Semangat anarkisme–menentang segala sistem–diterjemahkan Taring Padi dengan menghilangkan struktur organisasi. Menurut Muhammad Yusuf, 36 tahun, mantan presiden Taring Padi, penghapusan struktur itu dipengaruhi semangat ideologi punk. Sejumlah literatur dan catatan sejarah menyebutkan punk berasal dari singkatan public united nothing kingdom, yang berarti sekumpulan anti-peraturan-kerajaan. Mereka itu sangatlah menentang peraturan negara yang hanya bisa memaksa tanpa memikirkan penderitaan rakyat.
Banyak yang menganggap cita-cita mereka–dunia tanpa negara dan tentara–sebagai utopia. Para punker tidak peduli. Mereka meyakininya dan mencoba menerapkannya dalam lingkup yang lebih kecil terlebih dulu. Taring Padi adalah salah satu yang menerapkannya. Berdiri pada 21 Desember 1998, komunitas seni budaya ini dideklarasikan sekelompok mahasiswa Institut Seni Indonesia (ISI) Yogyakarta di kantor Lembaga Bantuan Hukum Yogyakarta.
Pada awalnya, komunitas yang menempati sebuah pondok di Kampung Sembungan, Bangunjiwo, Bantul, Yogyakarta, ini bernama Lembaga Budaya Kerakyatan Taring Padi. Tapi, sejak 2003, mereka hanya memakai nama Taring Padi. Bersama dengan hilangnya embel-embel Lembaga Budaya Kerakyatan, Taring Padi pun meniadakan struktur organisasi. Keanggotaannya bersifat lebih cair. Tak ada lagi jabatan presiden, sekretaris jenderal, hingga divisi-divisi.

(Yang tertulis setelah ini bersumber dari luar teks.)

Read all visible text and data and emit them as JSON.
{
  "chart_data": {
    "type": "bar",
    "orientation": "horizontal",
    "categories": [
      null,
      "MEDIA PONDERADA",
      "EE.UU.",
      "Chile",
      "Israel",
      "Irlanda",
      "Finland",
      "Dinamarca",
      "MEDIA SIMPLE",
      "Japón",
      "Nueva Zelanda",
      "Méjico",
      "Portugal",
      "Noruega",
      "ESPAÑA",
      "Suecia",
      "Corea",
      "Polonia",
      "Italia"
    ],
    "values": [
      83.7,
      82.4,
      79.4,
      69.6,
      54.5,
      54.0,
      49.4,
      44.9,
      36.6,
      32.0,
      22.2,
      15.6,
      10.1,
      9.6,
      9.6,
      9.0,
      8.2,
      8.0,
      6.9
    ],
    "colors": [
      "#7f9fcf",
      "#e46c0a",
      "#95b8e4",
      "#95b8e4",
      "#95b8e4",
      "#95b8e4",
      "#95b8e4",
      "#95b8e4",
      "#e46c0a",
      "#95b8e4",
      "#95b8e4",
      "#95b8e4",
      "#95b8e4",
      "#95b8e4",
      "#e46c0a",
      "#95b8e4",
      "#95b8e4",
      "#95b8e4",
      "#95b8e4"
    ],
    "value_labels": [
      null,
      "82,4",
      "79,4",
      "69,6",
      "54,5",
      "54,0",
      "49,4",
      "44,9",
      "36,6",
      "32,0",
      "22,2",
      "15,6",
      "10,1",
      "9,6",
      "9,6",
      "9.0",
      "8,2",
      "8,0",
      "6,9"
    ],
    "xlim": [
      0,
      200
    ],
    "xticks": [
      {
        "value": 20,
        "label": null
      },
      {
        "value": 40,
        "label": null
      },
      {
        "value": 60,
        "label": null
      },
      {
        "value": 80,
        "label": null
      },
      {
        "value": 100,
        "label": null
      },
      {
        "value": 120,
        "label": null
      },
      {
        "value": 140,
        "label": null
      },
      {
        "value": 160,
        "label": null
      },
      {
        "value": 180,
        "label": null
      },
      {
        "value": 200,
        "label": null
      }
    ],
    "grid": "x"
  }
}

Untuk menjalankan organisasi, Taring Padi mengandalkan partisipasi sukarela. Tak ada sentralisme kekuasaan. Distribusi kerja dilakukan dengan dasar kemauan dan kemampuan anggota, yang diputuskan secara demokratis dalam rapat. "Do it your self, Taring Padi tetap mandiri dan tak terikat," kata bapak dua anak yang masih menyisakan bekas potongan Mohawk itu.
Meski akrab mengangkat kesadaran sosial dan politik, komunitas ini bertahan sebagai nonpartisan partai apa pun. Yusuf menjelaskan, saat ini, pelbagai cara berkesenian dilakukan Taring Padi untuk mengekspresikan sikap kritisnya. Dari menggelar pameran seni rupa di dalam dan luar negeri, membuat poster dan menempelkannya di jalan-jalan, membuat grafiti dan mural, sampai memberikan dukungan kepada masyarakat marginal–mulai penambang pasir besi di Kulon Progo, Yogyakarta, hingga korban lumpur Lapindo di Sidoarjo, Jawa Timur.
Kegiatan para punker tak selamanya seputar remaja dan pemuda. Di sebuah perkampungan padat penduduk di belakang Pasar Kosambi, Bandung, Phaerly Maviec Musadi, 36 tahun, membuat tempat kegiatan buat anak-anak. Phaerly dan kawan-kawan tidak berniat mencekoki anak-anak itu dengan propaganda anarkisme. Dia justru terlihat ingin membuat anak-anak seperti Peter Pan, yang tak pernah dewasa. Nama tempat itu: The Neverland.
The Neverland dibangun pada 2007 sebagai realisasi kampanye "never grow up"–tak pernah dewasa. Kampanye yang digagas Phaerly dan rekan-rekannya di Yayasan Adikaka sejak 2001 itu adalah ajakan kepada para orang tua agar lebih banyak meluangkan waktu buat anak-anak. Orang tua juga diminta mendengarkan apa keinginan anak-anak, bukan hanya selalu berbicara. "Sebab, anak-anak belum pernah menjadi tua, tapi orang tua sudah pernah menjadi anak-anak," katanya.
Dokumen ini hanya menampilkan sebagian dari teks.